Marmarismanset.com sitesinin konuyla ilgili Mustafa Sarıipek imzalı "İkizköy’de yok edilen arkeolojik alan Anayasa Mahkemesi’ne taşındı" haberinde şu ifadeler yer aldı:
Muğla’nın Milas ilçesi Akbelen ve İkizköy bölgesindeki ormanlar yok edilerek kömür kazı çalışmaları sırasında Işıkdere Mahallesi'nde bulunan 4 bin yıllık Karya-Roma -Bizans uygarlık kalıntılarının bir kısmının yok edilmesinin ardından başlatılan hukuki süreç Anayasa Mahkemesi’ne taşındı. İkizköylüler Gönüllü avukatı İsmail Hakkı Atal konuyla ilgili, “AKP'li Muğla 3. İdare Mahkemesi ‘Keşif ve bilirkişi incelemesi yapmak zorunda olduğu bu dosyada, tarih katliamı ortaya çıkacağı için keşif ve bilirkişi incelemesi yapmadan’ bitirdi. Konuyu Anayasa Mahkemesi’ne taşıdık” dedi.

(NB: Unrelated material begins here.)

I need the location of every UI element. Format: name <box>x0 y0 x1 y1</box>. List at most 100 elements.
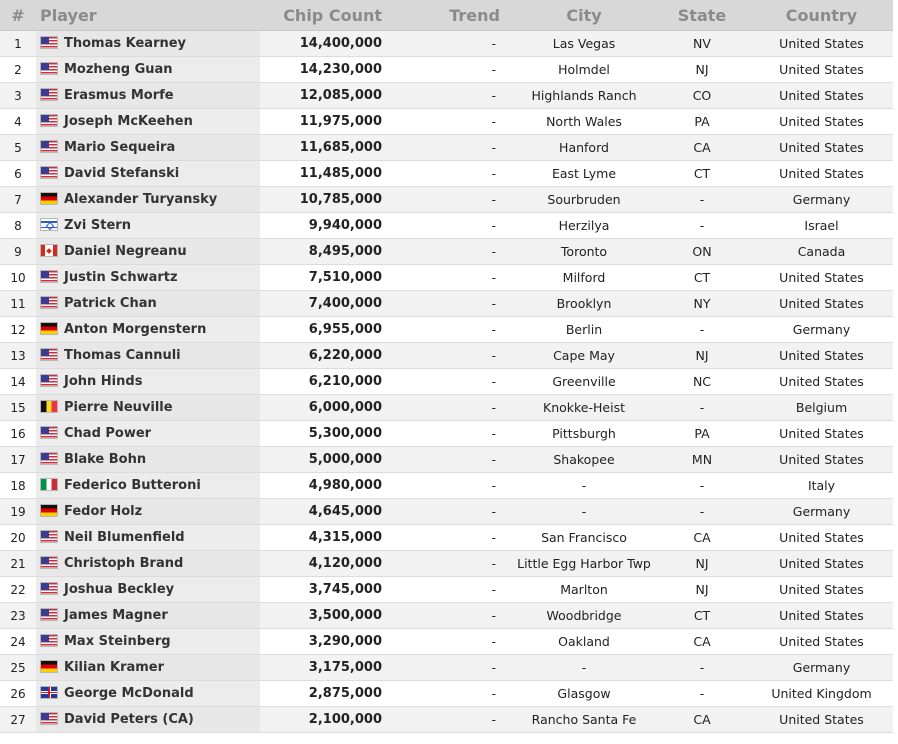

Atal, “Mahkeme keşif yapmadığı gibi, bir yıl boyunca bekledi ve duruşma yaptığında da LIMAK tarih katliamının sonuna gelmişti zaten. Her zaman olduğu gibi bilirkişiler ayarlansaydı dahi, keşif yapılsa ve yerinde görülse ayarlanmış bilirkişilerin de yapacağı bir şey olmayacaktı” diye konuştu.
Muğla’nın Milas ilçesine bağlı İkizköy’de bulunan Akbelen Ormanı’na Yeniköy-Kemerköy Elektrik Üretim ve Ticaret A.Ş. (YK Enerji) tarafından yapılmak istenen kömür ocağında geçmiş dönem uygarlıklarına ait olduğu neredeyse kesin olan arkeolojik kalıntıların bulunduğunu yine Av. Atal açıklamış ve görseller kamuoyu ile paylaşılmıştı.
SÜREÇ ANAYASA MAHKESİNE TAŞINDI
Av. İsmail Hakkı Atal yaptığı yazılı açıklamada, “Nihat Özdemir ve İbrahim Çeçen’in Muğla İdare Mahkemesi’nin yok ettiği İkizköy Işıkdere’deki arkeolojik buluntular için anayasa mahkemesine başvurduk. Orman ve doğa katili, insanlığa karşı suç işleyen (5’li çeteden) LİMAK-ICTAŞ’ın , İkizköy Işıkdere Mahallesinde ki kömür kazı çalışmaları sırasında toprağın altından 4000 yıllık Karya-Roma -Bizans uygarlık kalıntıları çıktı. Akbelen ormanı bitişiğindeki, İkizköy Işıkdere mahallesi 62-63-64 -673-674-675-676 ve 677 parsellerde arkeolojik varlıklarımızın da yok edilmeye başlanması üzerine, Kültür ve Tabiat Varlıklarını Koruma Kanunu 6 ve 7. maddeleri uyarınca Korunması Gerekli Kültür Varlığı -Arkeolojik Sit Alanı olarak tespit ve tescili, ilgili parsellerin tescil kararının şerh düşülmesi için Tapu Müdürlüğüne ve Orman Bölge Müdürlüğüne bildirilmesi amacıyla Muğla Kültür Varlıklarını Koruma Bölge Kuruluna 26 Temmuz 2021 tarihinde idari başvuruda bulunduk” dedi.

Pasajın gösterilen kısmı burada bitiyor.